Desmetilasa

Enzimas que eliminan los grupos metilo (CH3-) de los ácidos nucleicos

Las desmetilasas son enzimas que eliminan los grupos metilo (CH3 ) de los ácidos nucleicos , las proteínas (en particular, las histonas ) y otras moléculas. Las desmetilasas son proteínas epigenéticas importantes , ya que son responsables de la regulación transcripcional del genoma al controlar la metilación del ADN y las histonas y, por extensión, el estado de la cromatina en loci genéticos específicos .

Desmetilación de la lisina de la histona

Mecanismos de desmetilación de la lisina de la histona lisina desmetilasa 1A (KDM1A) y las histona lisina desmetilasas que contienen el dominio JmjC (JHDM). Ambos mecanismos implican la oxidación de un grupo metilo (con FAD o α-cetoglutarato como cofactores) seguida de la eliminación de formaldehído . El mecanismo de KDM1A y KDM1B depende de la formación de un intermediario de iminio y, por lo tanto, solo pueden desmetilar sustratos de lisina mono y dimetilados.

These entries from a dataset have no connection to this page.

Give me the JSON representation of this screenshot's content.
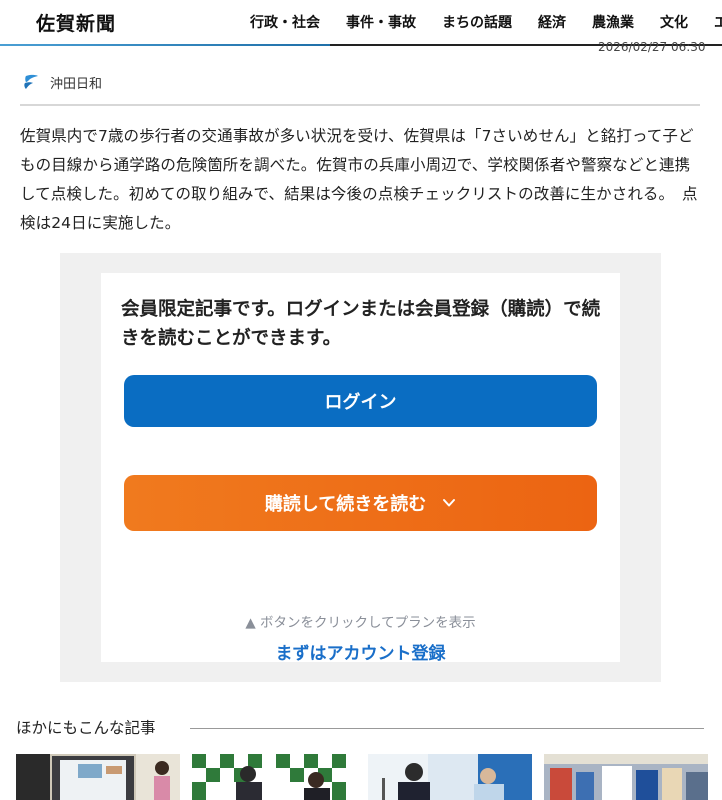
{
  "header": {
    "logo": "佐賀新聞",
    "nav": [
      "行政・社会",
      "事件・事故",
      "まちの話題",
      "経済",
      "農漁業",
      "文化",
      "エ"
    ]
  },
  "article": {
    "timestamp": "2026/02/27 06:30",
    "source": "沖田日和",
    "body": "佐賀県内で7歳の歩行者の交通事故が多い状況を受け、佐賀県は「7さいめせん」と銘打って子どもの目線から通学路の危険箇所を調べた。佐賀市の兵庫小周辺で、学校関係者や警察などと連携して点検した。初めての取り組みで、結果は今後の点検チェックリストの改善に生かされる。　点検は24日に実施した。"
  },
  "paywall": {
    "message": "会員限定記事です。ログインまたは会員登録（購読）で続きを読むことができます。",
    "login_label": "ログイン",
    "subscribe_label": "購読して続きを読む",
    "plan_hint": "▲ ボタンをクリックしてプランを表示",
    "account_link": "まずはアカウント登録"
  },
  "related": {
    "heading": "ほかにもこんな記事"
  },
  "colors": {
    "login": "#0a6dc2",
    "subscribe": "#ec6412",
    "link": "#1a6fc9",
    "accent": "#4a9fd4"
  }
}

La metilación de histonas se consideró inicialmente un proceso efectivamente irreversible ya que la vida media de la metilación de histonas era aproximadamente igual a la vida media de la histona. [1] La histona lisina desmetilasa LSD1 (más tarde clasificada como KDM1A) se identificó por primera vez en 2004 como un homólogo de la aminooxidasa nuclear. [2] Existen dos clases principales de histona lisina desmetilasas, definidas por sus mecanismos: las aminooxidasas dependientes de flavina adenina dinucleótido (FAD) y las hidroxilasas dependientes de α-cetoglutarato .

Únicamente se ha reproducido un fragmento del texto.